The feds have been pointing a lot of fingers at San Francisco since an audit determined that the D.A.'s office accepted $5.4 million in U.S. Department of Justice funds that it probably wasn't entitled to. Which is funny, because the audit that started this whole thing pointed its fingers at the feds. In fact, they were the ones getting audited.
It turns out the DOJ is actually worse at handling money than we are. After all, San Francisco didn't "steal" the money, we "applied" for it — and the Office of the Inspector General's report strongly suggests that maybe if the DOJ had some system to determine who is in fact eligible for the millions of dollars it doles out, that would be super.
"[F]or the past 8 years grant management has been identified by the Office of the Inspector General (OIG) as one of DOJ's top 10 management and performance challenges," the audit notes.
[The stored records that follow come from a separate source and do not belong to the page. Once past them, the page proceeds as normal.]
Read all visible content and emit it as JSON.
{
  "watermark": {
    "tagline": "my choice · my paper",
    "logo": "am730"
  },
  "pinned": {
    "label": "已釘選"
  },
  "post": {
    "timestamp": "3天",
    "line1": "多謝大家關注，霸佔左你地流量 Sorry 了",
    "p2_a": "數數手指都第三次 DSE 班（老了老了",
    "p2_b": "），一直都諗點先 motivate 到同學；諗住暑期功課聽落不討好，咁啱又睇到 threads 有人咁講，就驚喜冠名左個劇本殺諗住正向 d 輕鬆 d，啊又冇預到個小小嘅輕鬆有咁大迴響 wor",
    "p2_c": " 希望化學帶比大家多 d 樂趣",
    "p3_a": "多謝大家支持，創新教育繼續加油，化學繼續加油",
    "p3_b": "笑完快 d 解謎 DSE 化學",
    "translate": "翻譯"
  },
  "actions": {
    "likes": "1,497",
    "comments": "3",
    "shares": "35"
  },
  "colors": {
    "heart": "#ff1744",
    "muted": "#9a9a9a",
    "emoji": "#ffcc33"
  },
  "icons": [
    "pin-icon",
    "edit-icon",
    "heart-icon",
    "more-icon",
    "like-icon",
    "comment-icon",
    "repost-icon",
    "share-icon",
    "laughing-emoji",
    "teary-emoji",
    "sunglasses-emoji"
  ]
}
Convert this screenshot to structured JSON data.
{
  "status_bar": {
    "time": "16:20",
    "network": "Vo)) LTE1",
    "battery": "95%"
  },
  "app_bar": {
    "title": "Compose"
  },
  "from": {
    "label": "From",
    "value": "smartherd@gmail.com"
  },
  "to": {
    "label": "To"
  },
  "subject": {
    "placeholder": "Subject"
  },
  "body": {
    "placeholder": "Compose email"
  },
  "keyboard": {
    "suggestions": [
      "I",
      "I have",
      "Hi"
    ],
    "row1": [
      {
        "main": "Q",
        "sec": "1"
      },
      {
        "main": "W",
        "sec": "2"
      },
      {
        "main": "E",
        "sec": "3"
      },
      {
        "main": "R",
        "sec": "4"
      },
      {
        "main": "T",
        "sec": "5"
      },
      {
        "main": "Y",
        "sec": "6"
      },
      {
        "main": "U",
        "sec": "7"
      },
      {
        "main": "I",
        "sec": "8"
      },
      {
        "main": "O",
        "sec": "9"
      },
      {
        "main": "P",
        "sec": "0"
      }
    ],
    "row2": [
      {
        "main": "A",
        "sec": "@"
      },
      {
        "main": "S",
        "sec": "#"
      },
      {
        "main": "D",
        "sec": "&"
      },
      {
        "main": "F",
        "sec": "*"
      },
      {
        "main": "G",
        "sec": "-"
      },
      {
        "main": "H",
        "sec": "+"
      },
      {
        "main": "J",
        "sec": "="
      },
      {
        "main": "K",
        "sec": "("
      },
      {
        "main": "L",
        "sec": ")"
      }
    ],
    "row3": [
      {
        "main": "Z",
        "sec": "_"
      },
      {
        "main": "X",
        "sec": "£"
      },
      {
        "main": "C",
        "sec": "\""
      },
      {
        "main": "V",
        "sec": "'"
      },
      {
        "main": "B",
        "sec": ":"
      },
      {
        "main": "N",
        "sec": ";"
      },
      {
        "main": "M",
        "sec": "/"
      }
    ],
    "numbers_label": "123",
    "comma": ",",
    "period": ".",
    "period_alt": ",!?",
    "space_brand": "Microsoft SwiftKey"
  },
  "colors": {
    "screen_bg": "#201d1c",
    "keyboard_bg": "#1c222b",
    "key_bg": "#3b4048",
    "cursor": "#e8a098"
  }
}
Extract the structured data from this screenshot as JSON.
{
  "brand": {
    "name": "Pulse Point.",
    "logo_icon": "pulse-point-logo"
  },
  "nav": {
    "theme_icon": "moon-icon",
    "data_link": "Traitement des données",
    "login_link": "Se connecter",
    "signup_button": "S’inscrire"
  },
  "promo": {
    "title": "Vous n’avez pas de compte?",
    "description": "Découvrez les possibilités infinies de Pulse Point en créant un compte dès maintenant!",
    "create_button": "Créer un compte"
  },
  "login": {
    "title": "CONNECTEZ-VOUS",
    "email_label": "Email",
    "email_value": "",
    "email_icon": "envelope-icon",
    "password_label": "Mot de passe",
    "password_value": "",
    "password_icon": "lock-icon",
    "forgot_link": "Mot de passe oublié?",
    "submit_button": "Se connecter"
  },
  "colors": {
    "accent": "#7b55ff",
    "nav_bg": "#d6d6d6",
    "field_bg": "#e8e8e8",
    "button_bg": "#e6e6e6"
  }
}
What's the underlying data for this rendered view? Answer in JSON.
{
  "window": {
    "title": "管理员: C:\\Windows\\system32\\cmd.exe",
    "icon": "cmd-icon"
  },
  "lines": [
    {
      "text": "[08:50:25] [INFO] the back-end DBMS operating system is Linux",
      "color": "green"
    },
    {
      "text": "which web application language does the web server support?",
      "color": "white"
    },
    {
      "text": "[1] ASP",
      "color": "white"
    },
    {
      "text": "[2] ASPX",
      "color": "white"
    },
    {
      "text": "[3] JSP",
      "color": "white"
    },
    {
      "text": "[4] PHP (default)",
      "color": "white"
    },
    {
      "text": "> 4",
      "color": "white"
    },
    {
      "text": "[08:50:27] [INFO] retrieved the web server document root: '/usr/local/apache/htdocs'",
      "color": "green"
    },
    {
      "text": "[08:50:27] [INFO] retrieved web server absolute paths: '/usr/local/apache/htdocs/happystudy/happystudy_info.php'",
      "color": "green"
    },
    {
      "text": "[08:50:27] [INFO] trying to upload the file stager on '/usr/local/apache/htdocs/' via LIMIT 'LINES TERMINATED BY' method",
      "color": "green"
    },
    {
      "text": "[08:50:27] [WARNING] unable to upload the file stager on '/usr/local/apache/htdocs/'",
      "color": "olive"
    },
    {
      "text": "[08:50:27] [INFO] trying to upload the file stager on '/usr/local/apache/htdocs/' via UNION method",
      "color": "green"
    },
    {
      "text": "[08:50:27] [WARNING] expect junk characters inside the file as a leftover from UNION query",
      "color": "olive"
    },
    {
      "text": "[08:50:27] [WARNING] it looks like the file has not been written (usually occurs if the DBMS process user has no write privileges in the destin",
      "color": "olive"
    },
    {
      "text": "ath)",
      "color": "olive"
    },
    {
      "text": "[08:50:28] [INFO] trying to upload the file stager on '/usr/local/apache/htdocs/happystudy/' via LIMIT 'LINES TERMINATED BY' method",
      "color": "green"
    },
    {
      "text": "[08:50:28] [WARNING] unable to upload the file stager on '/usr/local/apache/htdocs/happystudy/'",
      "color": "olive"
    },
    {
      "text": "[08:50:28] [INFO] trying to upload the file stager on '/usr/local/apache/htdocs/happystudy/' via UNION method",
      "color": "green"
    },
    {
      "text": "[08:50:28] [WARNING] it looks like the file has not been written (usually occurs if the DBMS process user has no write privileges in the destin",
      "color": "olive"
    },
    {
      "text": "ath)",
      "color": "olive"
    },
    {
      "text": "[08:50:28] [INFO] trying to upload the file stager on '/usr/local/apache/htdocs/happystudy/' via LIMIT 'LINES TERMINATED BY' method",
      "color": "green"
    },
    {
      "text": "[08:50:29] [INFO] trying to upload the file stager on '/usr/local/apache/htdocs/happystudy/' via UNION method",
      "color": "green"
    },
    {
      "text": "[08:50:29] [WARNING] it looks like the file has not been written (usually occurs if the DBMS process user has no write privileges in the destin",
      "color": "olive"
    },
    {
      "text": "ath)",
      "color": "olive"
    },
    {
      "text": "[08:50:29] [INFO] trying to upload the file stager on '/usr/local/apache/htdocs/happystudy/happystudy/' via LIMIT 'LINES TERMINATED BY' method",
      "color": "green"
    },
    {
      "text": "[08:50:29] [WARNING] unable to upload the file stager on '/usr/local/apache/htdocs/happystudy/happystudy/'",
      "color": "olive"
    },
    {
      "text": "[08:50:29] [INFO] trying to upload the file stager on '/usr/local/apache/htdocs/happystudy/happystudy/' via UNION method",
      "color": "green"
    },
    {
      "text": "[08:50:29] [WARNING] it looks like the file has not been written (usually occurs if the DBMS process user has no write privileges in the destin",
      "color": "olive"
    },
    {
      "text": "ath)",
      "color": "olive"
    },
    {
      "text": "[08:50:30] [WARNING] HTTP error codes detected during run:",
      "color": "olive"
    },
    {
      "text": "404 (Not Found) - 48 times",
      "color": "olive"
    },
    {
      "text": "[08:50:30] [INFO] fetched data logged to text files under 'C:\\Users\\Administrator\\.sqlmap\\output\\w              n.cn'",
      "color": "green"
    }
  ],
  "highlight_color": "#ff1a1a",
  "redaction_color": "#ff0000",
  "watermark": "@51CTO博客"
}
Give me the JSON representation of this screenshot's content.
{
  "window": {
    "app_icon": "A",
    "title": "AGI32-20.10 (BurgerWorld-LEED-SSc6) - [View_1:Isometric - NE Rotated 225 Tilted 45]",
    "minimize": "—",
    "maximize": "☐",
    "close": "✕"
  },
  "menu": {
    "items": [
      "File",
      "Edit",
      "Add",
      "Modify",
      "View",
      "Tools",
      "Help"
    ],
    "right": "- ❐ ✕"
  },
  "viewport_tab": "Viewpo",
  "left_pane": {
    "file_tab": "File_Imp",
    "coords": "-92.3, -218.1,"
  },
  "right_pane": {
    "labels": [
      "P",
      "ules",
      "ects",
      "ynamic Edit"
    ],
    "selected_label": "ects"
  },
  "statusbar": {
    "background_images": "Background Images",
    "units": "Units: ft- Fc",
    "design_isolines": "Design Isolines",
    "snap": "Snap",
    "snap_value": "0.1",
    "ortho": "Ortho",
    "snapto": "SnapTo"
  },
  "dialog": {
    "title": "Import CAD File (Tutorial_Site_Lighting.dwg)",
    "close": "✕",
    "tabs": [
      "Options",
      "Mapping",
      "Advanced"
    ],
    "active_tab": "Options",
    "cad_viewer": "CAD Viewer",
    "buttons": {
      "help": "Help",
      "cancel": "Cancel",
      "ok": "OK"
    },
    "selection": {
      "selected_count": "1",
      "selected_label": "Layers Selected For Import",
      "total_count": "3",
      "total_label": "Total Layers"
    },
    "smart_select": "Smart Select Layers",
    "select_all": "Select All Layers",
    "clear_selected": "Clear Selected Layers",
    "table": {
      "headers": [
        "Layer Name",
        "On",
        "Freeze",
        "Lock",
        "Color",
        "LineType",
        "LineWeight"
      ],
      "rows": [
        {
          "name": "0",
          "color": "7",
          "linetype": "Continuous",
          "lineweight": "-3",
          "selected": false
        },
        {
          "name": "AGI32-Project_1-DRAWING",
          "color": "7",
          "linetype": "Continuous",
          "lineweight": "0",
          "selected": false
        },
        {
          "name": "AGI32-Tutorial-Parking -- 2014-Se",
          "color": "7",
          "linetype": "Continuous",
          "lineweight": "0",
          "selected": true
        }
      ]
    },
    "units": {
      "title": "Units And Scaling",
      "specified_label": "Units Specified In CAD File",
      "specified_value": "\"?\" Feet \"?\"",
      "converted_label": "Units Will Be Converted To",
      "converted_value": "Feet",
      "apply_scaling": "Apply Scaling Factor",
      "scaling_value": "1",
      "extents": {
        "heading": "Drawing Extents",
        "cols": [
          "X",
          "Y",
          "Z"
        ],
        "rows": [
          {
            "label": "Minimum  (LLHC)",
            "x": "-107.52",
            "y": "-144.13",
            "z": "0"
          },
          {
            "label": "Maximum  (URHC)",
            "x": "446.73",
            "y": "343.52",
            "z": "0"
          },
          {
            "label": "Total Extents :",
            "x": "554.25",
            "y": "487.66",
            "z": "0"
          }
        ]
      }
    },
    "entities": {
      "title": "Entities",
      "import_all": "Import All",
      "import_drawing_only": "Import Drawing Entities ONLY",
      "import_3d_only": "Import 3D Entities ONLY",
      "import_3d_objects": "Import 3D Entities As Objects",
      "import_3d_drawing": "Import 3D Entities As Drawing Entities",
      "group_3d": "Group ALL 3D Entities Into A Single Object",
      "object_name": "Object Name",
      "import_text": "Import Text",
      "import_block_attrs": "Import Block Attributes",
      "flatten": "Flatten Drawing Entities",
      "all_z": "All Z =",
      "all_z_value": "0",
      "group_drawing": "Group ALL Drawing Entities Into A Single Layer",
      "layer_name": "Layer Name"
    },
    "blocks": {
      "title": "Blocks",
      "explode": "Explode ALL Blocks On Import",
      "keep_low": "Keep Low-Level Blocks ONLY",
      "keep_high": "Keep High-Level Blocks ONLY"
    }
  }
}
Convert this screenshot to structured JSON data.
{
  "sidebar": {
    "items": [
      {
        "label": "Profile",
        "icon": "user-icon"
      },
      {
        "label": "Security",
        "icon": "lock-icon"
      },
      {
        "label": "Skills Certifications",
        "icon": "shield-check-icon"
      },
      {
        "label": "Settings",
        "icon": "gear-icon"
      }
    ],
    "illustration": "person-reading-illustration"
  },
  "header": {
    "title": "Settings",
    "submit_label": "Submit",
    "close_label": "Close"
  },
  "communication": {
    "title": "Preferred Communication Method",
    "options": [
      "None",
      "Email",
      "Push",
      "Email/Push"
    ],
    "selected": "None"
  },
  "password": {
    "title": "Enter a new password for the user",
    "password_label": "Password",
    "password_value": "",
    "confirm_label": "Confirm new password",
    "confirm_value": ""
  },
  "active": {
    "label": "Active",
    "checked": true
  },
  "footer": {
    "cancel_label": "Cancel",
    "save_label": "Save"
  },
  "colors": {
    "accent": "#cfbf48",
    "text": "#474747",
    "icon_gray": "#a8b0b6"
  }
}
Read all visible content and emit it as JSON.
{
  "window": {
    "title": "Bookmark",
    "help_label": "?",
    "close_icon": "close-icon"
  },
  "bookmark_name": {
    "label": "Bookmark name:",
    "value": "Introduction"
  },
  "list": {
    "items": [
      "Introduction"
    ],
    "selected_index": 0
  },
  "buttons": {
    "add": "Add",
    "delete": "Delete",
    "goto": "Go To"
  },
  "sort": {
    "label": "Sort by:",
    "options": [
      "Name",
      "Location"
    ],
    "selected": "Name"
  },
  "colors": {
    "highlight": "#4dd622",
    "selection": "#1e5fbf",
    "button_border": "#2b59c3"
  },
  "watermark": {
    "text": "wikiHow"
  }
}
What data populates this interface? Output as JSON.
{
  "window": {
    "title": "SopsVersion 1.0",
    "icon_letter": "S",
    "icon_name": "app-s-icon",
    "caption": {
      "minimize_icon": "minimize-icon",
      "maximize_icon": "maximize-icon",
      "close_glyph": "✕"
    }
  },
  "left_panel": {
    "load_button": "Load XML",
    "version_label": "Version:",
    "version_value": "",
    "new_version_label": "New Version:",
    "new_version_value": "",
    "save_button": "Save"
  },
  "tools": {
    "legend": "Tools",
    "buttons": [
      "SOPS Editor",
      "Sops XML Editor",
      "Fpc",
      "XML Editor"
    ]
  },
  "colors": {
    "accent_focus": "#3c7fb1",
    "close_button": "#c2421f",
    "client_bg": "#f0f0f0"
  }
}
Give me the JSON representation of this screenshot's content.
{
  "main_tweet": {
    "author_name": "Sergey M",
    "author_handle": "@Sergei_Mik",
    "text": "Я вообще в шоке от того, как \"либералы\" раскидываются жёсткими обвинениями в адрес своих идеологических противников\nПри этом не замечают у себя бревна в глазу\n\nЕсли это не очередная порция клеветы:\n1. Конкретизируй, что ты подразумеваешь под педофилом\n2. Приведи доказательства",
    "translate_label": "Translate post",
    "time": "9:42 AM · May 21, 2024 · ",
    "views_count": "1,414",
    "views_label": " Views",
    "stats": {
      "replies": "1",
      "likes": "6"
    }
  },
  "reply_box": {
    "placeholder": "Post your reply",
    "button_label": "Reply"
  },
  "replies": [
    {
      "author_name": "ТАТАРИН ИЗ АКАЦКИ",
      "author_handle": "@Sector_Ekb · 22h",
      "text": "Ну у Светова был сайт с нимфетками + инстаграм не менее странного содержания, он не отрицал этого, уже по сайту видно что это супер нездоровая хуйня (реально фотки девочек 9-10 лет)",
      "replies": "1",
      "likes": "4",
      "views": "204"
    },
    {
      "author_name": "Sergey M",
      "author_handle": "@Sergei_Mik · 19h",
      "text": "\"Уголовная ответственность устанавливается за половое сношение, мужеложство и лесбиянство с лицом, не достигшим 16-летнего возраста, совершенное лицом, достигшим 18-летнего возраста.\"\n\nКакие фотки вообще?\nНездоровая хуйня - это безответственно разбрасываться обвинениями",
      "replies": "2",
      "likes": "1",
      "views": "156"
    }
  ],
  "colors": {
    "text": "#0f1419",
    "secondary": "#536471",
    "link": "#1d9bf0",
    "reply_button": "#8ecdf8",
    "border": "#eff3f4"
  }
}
Case in point: The audit found $15.57 million in "unallowable and unsupported reimbursements" in the South West Border Prosecution Initiative (SWBPI) — way more than San Francisco's piece of the pie. In fact, a whole 28 percent of the total dollars given out by SWBPI ought to have been unallowable.
That's more than one in four dollars being given out inappropriately, to every city that applied.
Somehow, it gets worse. "[W]e found that none of the seven jurisdictions included in our audit maintained any documentation to support costs associated with SWBPI cases submitted for reimbursement," the report said. None of them? As in ... none?
Yep. The audit also reported that there was no training to assist grant recipients' work through the funding guidelines, and that a majority of the funding recipients contacted found the program guidelines to be unclear and "open to interpretation."
This would be San Francisco's problem if the city were the only grant recipient not keeping adequate documentation, but when no grant recipient does, that's the grant maker's problem.
At least, that's the report's conclusion. "In our judgment, the significant amount of dollar-related findings identified during our audits of SWBPI recipients is due in part to the fact that OJP (Office of Justice Programs) is not adequately overseeing or monitoring the SWBPI program."
Repeated phone calls to get representatives from the DOJ to comment on the report — and on whether San Francisco is being put under the spotlight to take the heat off the feds — were not returned.
A spokesperson for District Attorney Kamala Harris declined to comment, citing ongoing negotiations with the feds over what comes next. Off the record, some D.A. officials were steaming about getting turned into scapegoats for what is — first and last — the Department of Justice's mess.